自然の摂理を無視したビジネスの行く末
2024/08/08
森の中で見られる自然な循環。
植物たちは自己の成長のために行動しながらも、それが森全体の繁栄に貢献しています。前回のブログで触れたように、自分のための行動が他者のためになり、豊かな関係性を築くことができるこの「森の法則」。もし、このような関係性を土台に事業を展開できたら、自分も豊かになり、お客さんとの関係も良好で、自然とコミュニティも形成されるはずです。こうして事業の生態系ができれば、持続可能なビジネスが築けるのです。
しかし、現実はそう簡単ではありません。周りを見渡すと、多くの人がこうした自然な関係性から遠ざかっているのを感じます。
「何のためにやっているのかわからない」
「もっともっと売り上げを上げないと」
「とにかく集客しないとノルマが達成できない」
これらの声は、自己表現や他者貢献ではなく、結果や成果だけに焦点を当てた考え方から生まれています。
産業革命以降(18世紀後半から19世紀前半)、そして日本の高度経済成長期(1950年代から1970年代)における右肩上がりの成長を目指す風潮が影響を与えています。その過程で自己を犠牲にし、他者を搾取し、環境を破壊することすら厭わない。SDGs(持続可能な開発目標)も、考え方として取り入れるのではなく、単なる手段として利用し、それを集客のネタにしてしまうこともあります。
本来の自然の摂理や原理原則を無視して、お金だけを集めようとしたり、規模の拡大を追い求めたりする。お客さんの喜びが単なる付属品のようになってしまう。これでは、やがて行き詰まってしまいます。事業者も顧客も、どこかで燃え尽きてしまうのです。

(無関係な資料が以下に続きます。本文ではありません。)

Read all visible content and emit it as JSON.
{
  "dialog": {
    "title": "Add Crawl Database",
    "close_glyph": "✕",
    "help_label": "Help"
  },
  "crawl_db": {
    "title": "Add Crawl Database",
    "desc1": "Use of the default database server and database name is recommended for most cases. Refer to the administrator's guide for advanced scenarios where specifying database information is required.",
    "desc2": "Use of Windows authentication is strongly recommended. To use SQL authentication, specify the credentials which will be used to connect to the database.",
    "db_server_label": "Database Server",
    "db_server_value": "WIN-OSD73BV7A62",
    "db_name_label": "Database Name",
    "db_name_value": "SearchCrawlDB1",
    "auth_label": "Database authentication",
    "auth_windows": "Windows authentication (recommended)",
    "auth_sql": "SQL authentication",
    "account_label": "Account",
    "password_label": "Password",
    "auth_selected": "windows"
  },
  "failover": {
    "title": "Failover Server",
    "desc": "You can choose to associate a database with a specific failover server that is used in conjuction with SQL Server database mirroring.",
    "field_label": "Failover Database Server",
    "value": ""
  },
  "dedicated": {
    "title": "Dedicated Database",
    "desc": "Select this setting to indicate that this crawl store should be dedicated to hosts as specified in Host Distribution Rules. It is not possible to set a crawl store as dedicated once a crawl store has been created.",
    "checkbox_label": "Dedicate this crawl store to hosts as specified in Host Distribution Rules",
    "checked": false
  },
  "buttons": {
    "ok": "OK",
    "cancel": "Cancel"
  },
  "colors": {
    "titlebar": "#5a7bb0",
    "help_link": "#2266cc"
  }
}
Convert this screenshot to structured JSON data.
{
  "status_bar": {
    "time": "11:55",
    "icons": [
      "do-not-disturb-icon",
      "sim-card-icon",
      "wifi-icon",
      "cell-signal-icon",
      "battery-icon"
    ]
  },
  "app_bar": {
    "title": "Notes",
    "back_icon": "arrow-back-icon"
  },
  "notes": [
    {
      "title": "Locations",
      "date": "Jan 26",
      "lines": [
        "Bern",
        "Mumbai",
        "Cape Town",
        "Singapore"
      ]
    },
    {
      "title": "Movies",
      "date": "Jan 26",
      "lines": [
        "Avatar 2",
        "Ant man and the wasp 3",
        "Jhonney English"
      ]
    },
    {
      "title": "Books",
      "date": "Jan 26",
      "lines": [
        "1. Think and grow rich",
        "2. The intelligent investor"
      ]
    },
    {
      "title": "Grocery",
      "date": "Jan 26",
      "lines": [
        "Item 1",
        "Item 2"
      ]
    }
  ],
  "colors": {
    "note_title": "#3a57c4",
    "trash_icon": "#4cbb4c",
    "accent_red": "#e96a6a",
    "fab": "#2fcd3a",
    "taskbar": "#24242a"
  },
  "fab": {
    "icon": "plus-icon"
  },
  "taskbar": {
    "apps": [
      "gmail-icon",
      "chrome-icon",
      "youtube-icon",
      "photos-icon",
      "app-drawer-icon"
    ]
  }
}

森の視点から考えると、これが自然な結果であることがわかります。理論で理解できなくても、感覚的に感じ取っている人も多いでしょう。
では、なぜこうした状況が生まれてしまうのでしょうか?
それは、自然の営みと人の営みを分けて考えてしまうからです。人間も自然の一部であり、その中で生きているはずなのに、私たちは自然の摂理とは異なるルールを作り出し、追い求めてしまう。その結果、続かなくなり、破綻し、関係性の対立が生じるのは避けられないことです。
だからこそ、「森の視座」を持つことが大切だと思います。「森の視座」とは、植物、太陽、土、昆虫、微生物など様々な存在の視点から、森の中での関係性を洞察することです。
この視座から得た洞察を基に、「森の思考」を取り入れて思考を進めることが重要です。森の思考とは、自然の生態系システムを知り、それをビジネスや暮らしにどう活かすかを考えることです。こうして得られた洞察を元に行動すれば、より持続可能な関係性が築けるでしょう。
自然の摂理に目を向け、自分の行動が他者や環境にどのような影響を与えているのかを考えてみませんか?